The full Senate will vote on the bills most likely on June 15.
Lawmakers deliberated provisions ranging from city elections to guns in restaurants to tax incentives.
But the exchanges were relatively brief.
Indeed, there was virtually no debate on the floor on two abortion bills, one of which would require at least a 24-hour waiting period between the time a woman speaks to a doctor about terminating a pregnancy and the actual procedure.
Senators also approved legislation to provide income and property tax incentives for renewable energy companies that locate in Arizona or expand operations for those that are already in the state. But to qualify for the incentives, companies have to meet certain job creation standards, as well as wage and capital investment requirements.
Sen. Barbara Leff, the bill’s author, said the legislation would help Arizona position itself as a top destination for renewable energy companies.
The aim is to attract manufacturing companies and their headquarters to the state, bringing with them high-paying jobs, she said.
But some lawmakers raised rhetorical questions about what makes the solar or renewable energy industry so special.
Senators also gave the green light to legislation allowing handguns in restaurants amid objections by a lawmaker who owns a restaurant himself.
Sen.

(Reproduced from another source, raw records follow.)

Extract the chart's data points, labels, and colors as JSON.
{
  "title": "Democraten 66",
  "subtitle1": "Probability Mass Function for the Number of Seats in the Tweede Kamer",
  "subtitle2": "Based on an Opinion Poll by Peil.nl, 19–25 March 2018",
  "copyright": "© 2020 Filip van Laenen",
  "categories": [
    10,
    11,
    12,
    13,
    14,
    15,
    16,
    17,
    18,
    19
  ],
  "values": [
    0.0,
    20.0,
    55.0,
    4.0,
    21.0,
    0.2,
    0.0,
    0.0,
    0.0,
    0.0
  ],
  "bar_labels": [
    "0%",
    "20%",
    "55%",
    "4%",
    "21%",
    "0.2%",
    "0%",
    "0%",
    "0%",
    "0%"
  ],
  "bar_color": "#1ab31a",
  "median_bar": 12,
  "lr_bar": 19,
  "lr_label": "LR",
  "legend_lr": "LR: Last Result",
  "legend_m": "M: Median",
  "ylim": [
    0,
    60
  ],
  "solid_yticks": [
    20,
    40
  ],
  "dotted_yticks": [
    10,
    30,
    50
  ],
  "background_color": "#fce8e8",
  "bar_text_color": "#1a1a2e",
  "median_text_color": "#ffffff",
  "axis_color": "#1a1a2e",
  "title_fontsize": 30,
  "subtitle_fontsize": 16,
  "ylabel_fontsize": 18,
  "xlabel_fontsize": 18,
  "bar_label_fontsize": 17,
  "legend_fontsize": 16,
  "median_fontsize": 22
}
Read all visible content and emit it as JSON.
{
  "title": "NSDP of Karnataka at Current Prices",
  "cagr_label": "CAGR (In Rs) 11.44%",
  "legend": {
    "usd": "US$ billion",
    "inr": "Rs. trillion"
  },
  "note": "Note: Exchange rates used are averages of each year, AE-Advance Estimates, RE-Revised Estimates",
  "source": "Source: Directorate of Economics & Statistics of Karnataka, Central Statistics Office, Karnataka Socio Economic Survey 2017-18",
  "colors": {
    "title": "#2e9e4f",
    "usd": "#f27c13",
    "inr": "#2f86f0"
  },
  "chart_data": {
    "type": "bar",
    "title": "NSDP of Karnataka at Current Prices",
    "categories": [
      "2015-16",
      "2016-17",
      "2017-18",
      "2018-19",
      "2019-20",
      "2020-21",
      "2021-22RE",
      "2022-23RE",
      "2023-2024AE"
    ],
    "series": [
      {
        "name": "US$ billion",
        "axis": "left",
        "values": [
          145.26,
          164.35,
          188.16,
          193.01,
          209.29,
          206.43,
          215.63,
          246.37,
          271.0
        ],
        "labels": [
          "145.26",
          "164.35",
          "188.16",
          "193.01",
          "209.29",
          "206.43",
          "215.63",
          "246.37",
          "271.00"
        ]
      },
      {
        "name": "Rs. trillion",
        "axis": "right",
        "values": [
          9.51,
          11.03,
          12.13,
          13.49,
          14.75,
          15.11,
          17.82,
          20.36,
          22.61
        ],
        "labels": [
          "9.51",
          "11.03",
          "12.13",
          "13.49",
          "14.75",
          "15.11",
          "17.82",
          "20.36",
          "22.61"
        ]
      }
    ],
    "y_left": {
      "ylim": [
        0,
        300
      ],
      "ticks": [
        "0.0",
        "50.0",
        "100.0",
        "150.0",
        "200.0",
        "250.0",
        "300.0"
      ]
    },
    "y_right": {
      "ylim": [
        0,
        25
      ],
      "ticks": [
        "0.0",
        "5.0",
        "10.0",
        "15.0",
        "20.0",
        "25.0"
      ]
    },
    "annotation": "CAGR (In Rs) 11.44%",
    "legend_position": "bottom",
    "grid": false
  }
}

Ken Cheuvront, a Phoenix Democrat, said he is not opposed to having guns in restaurants. But restaurant owners should not be required to put up a sign if they don’t want guns on their premises, he said.
As written, S1113 would allow people who have a concealed-weapons (CCW) permit to bring a handgun into an establishment that serves alcohol unless the establishment’s owner posts a sign prohibiting guns.
Cheuvront offered an amendment to instead permit restaurant owners who want to allow guns into their establishments to post a sign saying so. The idea is called “affirmative posting.”
But the amendment, which Democrats supported, was defeated.
Lawmakers usually retire for the rest of the week after completing work on Thursdays, rarely holding business on Fridays.
The Senate, however, had placed a moratorium on hearing non-budget bills for several months so everyone could focus on solving a $3-billion deficit in fiscal 2010. That moratorium had just been lifted recently, and now senators are working extra to make up for lost time.